A Quick Guide To Thai Etiquette for Foreigners

Most people visiting or living in Thailand will have read up on the obvious rules of Thai Etiquette, such as don’t touch a person’s head, don’t point the soles of your feet at someone, always take your shoes off before entering a house and dress appropriately when visiting a temple. However, below are some subtle shades of Thai Etiquette that can easily be overlooked.

Blowing Your Nose

You may want to think twice about blowing your nose in front of a Thai person, especially at the dinner table. No one will say anything, but blowing your nose into tissue or a handkerchief will come across as gross. If you see a Thai person using a tissue or handkerchief, they may dab their nose but will never do a full out trumpeting blow in front of other fellow Thai people. A handy tip, for when you really want to blow your nose, is to pop into the bathroom and do it.

Tucking Into Your Food

A plate arrives on the table, you’re ravenously hungry, so why not just tuck in right? Well, again, no one will say anything, but it is not that polite to start eating first before everyone else starts. It is usually the eldest person at the table who tucks in first, although you may be invited to start eating first as a gesture of hospitality toward a foreigner, which sometimes might entail being told that you will have good luck in having a beautiful / handsome partner if you start first. Always offer for the eldest person to start eating first, but if you happen to be the eldest person there, one idea is to invite everyone to start eating all at the same time.

Moving Stuff Around

This one is a very subtle etiquette rule, one that can be broken at times, and that is not to move something around, like a golf ball for instance, with your feet. This includes switching on a fan with your toes or moving a doorstop into position with your feet. Although again, this rule is broken regularly, such as when a doorstop might be dirty to pick up. In this case you can always announce that because it’s dirty you are going to break an etiquette rule with a cheeky smile and no one will mind. This rule obviously doesn’t apply to playing football.

Hands In Your Pockets

This is not quite an etiquette rule, but more like about how you want to portray yourself. You may be used to putting your hands in your pockets, when you are standing around waiting, or even strolling along. You can do this . . . at the risk of looking like a bit of a jerk. You may have noticed that Thai people rarely (if ever) have their hands in their pockets, as it comes across as if you are trying to be ‘cool’. You can carry on putting your hands in your pockets of course, but you may get a few grins or rolling eyes.

Whistling

Many people like to whistle a tune, but in Thailand it is generally considered to be rude. No one will say anything to you, but their respect for you will go down a notch. Some people in Thailand believe that whistling invites ghosts into the area where you are whistling. You can still defy this subtle etiquette rule, if you don’t mind looking arrogant.

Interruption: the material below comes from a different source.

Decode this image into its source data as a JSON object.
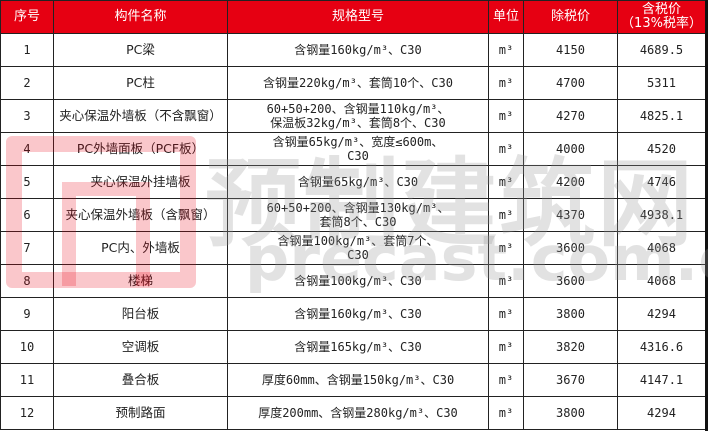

All of the above subtle nuances in Thai etiquette are not enforced of course. If you ask a Thai friend or partner if they mind you whistling, blowing your nose in public, or any of the other points mentioned above, they will more than likely tell you that it’s okay out of courtesy, as they will respect that your culture differs too. Although you will certainly gain more respect by observing not only the obvious rules of Thai etiquette, but also the subtle, less obvious rules.